Impact of Health Behaviours On Blood Pressure
Dr Arun B. Shah said the following:
- Diet and weight control: 6 mm systolic BP
- Reduce salt intake: 5 mm
- Reduce alcohol intake: 3 mm
- DASH Diet: 11 mm
- Physical activity: 3 mm
- Relaxation therapies: 3
- Multiple interventions: 5
- Hypertension, defined as >130/80 mm/Hg is the most important modifiable risk factor to reduce the risk of stroke
- 30%-40% reduction of stroke with blood pressure management.
- Risk reduction is greater with larger reductions in BP.
- From available data, the use of diuretics and ACEI are an important treatment option.
- Individualization of treatment is important depending on the overall clinical picture.
- Control of HTN the most modifiable risk factor to prevent stroke.

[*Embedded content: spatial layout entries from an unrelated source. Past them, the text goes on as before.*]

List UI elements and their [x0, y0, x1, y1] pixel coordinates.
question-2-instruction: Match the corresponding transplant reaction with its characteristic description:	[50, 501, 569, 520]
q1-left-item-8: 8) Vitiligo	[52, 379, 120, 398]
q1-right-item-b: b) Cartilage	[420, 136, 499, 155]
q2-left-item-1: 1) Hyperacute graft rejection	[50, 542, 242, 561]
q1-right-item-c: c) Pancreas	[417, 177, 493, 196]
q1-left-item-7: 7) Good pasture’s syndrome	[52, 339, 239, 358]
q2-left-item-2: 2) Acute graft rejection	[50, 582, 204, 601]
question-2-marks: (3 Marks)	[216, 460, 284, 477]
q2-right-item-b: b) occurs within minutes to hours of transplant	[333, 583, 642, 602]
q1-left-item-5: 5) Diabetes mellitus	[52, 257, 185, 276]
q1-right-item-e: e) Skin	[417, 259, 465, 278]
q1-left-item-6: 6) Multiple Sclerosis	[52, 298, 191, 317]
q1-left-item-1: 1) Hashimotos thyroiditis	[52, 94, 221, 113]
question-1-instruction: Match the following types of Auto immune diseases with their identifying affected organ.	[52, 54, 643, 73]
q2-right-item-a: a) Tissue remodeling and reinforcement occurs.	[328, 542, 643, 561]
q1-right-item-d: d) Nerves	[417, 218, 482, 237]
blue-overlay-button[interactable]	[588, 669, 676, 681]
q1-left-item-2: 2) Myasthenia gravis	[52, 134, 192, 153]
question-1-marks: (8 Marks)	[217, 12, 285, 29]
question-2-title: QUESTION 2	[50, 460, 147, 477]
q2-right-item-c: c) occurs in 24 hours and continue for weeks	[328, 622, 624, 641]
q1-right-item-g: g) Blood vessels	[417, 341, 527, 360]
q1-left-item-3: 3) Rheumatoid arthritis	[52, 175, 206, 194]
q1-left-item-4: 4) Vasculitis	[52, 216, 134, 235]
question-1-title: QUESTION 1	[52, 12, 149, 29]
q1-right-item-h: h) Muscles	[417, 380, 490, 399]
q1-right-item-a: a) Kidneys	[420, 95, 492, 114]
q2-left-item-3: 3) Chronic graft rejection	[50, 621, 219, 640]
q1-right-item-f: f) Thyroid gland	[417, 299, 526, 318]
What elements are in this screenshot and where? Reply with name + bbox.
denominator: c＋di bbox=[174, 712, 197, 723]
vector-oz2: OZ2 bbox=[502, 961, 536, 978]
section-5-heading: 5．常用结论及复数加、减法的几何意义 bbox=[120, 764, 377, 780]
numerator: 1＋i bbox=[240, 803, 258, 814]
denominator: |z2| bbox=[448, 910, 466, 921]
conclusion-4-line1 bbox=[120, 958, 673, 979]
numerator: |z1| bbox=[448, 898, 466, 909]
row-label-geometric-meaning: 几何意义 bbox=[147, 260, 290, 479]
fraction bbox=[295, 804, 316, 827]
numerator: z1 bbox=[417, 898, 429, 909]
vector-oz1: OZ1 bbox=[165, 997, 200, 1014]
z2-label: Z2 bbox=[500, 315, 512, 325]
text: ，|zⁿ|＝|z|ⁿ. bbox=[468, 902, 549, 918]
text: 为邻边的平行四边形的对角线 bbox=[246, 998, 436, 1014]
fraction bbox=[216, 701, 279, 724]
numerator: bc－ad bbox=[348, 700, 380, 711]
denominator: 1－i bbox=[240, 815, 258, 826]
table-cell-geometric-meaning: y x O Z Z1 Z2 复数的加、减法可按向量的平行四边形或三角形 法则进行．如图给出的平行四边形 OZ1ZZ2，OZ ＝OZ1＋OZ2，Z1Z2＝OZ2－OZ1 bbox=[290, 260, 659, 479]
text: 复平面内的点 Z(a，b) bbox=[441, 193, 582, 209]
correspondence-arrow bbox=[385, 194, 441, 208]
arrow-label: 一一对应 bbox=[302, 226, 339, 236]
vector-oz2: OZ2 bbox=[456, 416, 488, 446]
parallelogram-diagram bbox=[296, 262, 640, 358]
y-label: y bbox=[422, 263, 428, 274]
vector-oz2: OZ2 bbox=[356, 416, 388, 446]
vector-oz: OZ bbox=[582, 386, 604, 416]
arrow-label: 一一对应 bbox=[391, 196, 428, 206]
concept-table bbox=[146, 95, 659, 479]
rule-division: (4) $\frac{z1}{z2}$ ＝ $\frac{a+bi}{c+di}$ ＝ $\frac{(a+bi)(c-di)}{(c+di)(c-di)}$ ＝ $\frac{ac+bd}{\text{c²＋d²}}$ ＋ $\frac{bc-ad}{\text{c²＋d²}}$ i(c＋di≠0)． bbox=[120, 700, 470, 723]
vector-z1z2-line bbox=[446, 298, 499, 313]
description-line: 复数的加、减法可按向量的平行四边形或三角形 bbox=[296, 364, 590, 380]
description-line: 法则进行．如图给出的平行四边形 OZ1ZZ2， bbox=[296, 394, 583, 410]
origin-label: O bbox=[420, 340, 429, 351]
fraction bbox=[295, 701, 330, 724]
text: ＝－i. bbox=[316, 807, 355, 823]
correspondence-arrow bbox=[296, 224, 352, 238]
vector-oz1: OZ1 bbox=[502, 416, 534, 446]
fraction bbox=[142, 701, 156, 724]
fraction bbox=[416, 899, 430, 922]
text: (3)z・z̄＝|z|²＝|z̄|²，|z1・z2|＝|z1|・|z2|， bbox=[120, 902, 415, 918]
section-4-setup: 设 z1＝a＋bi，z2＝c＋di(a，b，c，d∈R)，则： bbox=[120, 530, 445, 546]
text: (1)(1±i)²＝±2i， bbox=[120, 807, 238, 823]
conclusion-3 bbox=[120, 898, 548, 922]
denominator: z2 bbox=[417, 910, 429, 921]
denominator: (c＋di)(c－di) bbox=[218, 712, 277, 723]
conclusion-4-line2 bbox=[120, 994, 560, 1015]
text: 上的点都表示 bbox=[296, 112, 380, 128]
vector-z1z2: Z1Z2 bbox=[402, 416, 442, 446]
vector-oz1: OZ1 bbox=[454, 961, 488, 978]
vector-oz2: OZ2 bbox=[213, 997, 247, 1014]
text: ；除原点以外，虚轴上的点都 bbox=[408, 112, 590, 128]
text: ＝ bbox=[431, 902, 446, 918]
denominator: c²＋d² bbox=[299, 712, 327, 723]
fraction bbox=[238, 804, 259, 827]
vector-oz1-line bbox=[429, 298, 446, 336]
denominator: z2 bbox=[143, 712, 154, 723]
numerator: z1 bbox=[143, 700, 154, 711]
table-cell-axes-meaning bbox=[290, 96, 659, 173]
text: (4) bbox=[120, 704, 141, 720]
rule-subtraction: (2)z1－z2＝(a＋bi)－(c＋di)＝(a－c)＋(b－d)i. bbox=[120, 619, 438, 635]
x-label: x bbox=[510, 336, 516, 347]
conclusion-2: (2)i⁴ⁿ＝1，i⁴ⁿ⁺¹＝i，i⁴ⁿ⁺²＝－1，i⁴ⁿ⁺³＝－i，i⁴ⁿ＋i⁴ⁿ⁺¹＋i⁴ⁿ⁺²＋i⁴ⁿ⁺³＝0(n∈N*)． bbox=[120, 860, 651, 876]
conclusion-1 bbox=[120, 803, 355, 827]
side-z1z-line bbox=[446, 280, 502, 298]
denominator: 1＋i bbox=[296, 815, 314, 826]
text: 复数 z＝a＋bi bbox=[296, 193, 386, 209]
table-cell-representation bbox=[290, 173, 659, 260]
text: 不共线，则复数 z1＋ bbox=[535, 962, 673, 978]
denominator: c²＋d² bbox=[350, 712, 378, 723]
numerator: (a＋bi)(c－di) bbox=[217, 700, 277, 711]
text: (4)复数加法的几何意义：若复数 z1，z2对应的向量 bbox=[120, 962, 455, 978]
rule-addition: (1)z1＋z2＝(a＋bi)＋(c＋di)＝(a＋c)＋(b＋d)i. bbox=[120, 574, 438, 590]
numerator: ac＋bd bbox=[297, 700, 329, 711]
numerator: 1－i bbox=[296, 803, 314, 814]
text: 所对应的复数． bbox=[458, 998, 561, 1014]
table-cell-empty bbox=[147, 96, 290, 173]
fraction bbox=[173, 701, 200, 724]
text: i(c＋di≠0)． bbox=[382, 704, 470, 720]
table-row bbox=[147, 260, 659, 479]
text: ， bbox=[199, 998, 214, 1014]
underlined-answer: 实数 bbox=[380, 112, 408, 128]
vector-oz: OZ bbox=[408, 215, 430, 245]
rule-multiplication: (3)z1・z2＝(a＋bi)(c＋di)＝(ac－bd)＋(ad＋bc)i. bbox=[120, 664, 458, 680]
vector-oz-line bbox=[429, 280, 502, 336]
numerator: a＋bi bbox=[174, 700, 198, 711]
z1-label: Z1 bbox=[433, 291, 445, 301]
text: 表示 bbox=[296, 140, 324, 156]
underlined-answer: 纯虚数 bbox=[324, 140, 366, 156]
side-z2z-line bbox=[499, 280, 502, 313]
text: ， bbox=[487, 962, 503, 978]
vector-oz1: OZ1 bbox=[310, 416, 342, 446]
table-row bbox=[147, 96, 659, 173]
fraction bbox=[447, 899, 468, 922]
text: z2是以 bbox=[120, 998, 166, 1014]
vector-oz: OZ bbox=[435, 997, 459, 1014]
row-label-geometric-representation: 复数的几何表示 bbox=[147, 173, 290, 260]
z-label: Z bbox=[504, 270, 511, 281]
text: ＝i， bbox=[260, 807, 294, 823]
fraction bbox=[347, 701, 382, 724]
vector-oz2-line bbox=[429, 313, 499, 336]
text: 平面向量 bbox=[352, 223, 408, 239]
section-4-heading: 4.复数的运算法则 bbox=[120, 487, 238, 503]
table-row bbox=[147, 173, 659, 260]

How To Control Elevated Blood Pressure:
Proper blood pressure (BP) management is a cornerstone of stroke prevention and acute treatment. BP lowering also helps prevent cognitive decline and dementia. These pointers suggested by Dr. Santhosh N S will help you control elevated blood pressure:
- Follow dietary approaches to stop hypertension (DASH). A typical DASH diet recommends:
- Reduced salt intake
- Eating a healthy diet that is high in fruits, vegetables, and whole grains, low-fat dairy products
- Avoiding or limiting foods rich in saturated fats and trans-fats that cause cholesterol
- Including foods rich in potassium
- Avoiding processed food rich in salt
- Exercise – Be physically active. Try to get in at least 150 minutes a week of moderate-to-intense exercise. Moderate exercise such as brisk walking for 30 minutes most days of the week can lower blood pressure
- If you are overweight, try to lose weight and maintain a healthy BMI
- Limit alcohol intake
- Quit smoking. Avoid second-hand smoke
- Monitoring your blood pressure at home
- Regular medicines as prescribed to control your blood pressure
- Frequent blood pressure monitoring and management of high blood pressure with pharmaceutical and lifestyle changes
[Disclaimer: The information provided in the article, including treatment suggestions shared by doctors, is intended for general informational purposes only. It is not a substitute for professional medical advice, diagnosis, or treatment. Always seek the advice of your physician or other qualified healthcare provider with any questions you may have regarding a medical condition.]